幼なじみの憂鬱
いつものように9時ごろ外に出ようと、玄関の扉をそっと開けた。
半分開いたドアの隙間から、朝陽がいつものように階段に座っている姿がちらりと見えた。
__あ、いる。
ほんの二日ぶりに見るのに、すごく久しぶりに会えたような気がして、なんだか胸が高鳴った。
朝陽は頭を抱えて、体を揺すって、「はあ」とため息を漏らしていた。
手のひらで目元や顔をごしごしとこすっては、「はあ」とため息を繰り返す。
その様子は、いつもと違った。
そこから感じるのは、「焦燥感」。
最近現代文の授業で知ったこの言葉の意味は、辞書を引いて明確な意味を知らなくても、何となく嫌な感じが伝わってくる。

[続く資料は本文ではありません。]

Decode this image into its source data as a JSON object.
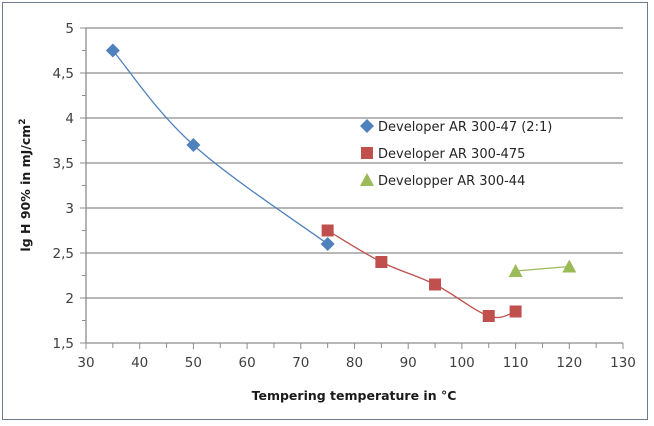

今の朝陽には、その言葉の響きや漢字そのものがぴったりだった。
今日はやめておこうと家の中に戻ろうとした時、指の隙間から私の方にちらりと視線をやる朝陽と目が合った。
「凪咲?」
小さく呟かれた名前にどきりとした。
二日ぶりに聞く声は、朝陽の声じゃないような気がした。
低くて大人びていた。
「今日は、出ないの?」
朝陽は色っぽい声で私に聞いた。
その声にドキドキしながらも、私は外に引き返した。
声だけで心拍数が上がってしまったのを誤魔化すように、急いで階段に腰かけた。
そして平静を装った。
朝陽が座る階段の傍らには、よく見る京都土産が置かれていた。
「今日、帰ってきたんだね。おかえりー。おっ、生八つ橋。食べていい?」
「……うん」
小さくて短い返事だったのに、朝陽の低い声はお腹の辺りにしびれるように響いた。
「てか自分にお土産って、寂しくない?」
「自分にじゃない。うちに買ってきたんだよ」
「なんで一人で食べてんの?」
「やけ食い」
__生八つ橋8枚、やけ食い?
ただならぬ状況に、私は八つ橋を取りに行こうと上げかけた腰をもう一度おろした。